Although some aspects of care require continued improvement, these data suggest that the CPM provided a positive structure for management of patients on CSII during perioperative care. No adverse events related to permitting CSII in the operating room were documented, and the data continue to show that insulin pump therapy can be continued safely during the perioperative phase of surgical care. The unfamiliarity of health care providers with insulin pump technology, along with the complicated nature of CSII therapy, will require ongoing education and support of the perioperative staff to ensure that correct processes are followed in all cases. Additional work in this area requires better criteria of who should remain on CSII during surgery and the choice of alternative therapy in the event the patient is disconnected from the device.
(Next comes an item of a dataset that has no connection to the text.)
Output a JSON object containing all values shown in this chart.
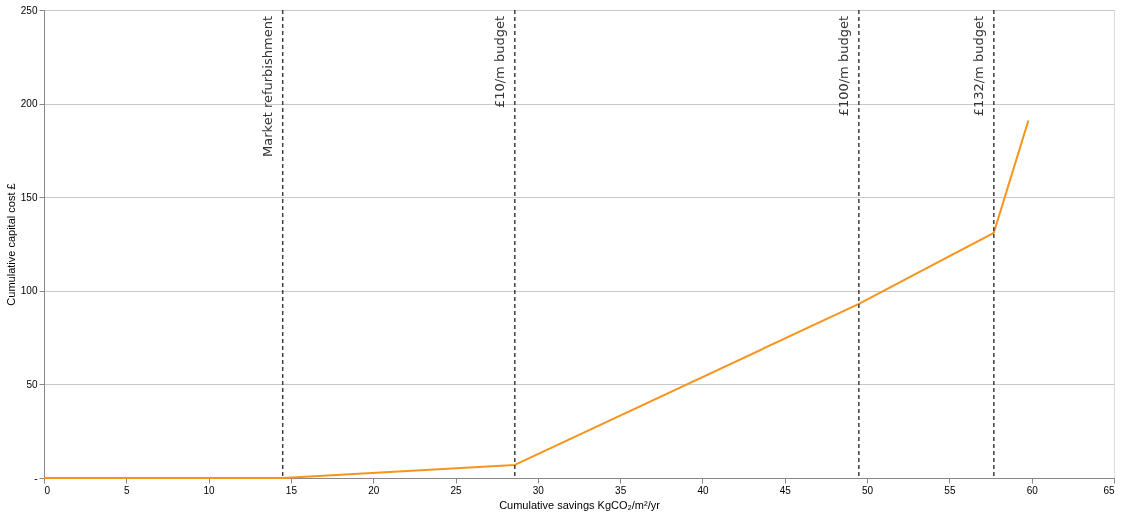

Greater staff knowledge, experience, and comfort levels with use of insulin pumps in the perioperative setting are needed, and a consensus should be achieved on steps needed to ensure their safe operation in the perioperative environment.

Footnotes

Abbreviations: CPM, care process model; CSII, continuous subcutaneous insulin infusion; HbA1c, hemoglobin A1c; PACU, postanesthesia care unit; POC-BG, point-of-care blood glucose.

Declaration of Conflicting Interests: The author(s) declared no potential conflicts of interest with respect to the research, authorship, and/or publication of this article.

Funding: The author(s) received no financial support for the research, authorship, and/or publication of this article.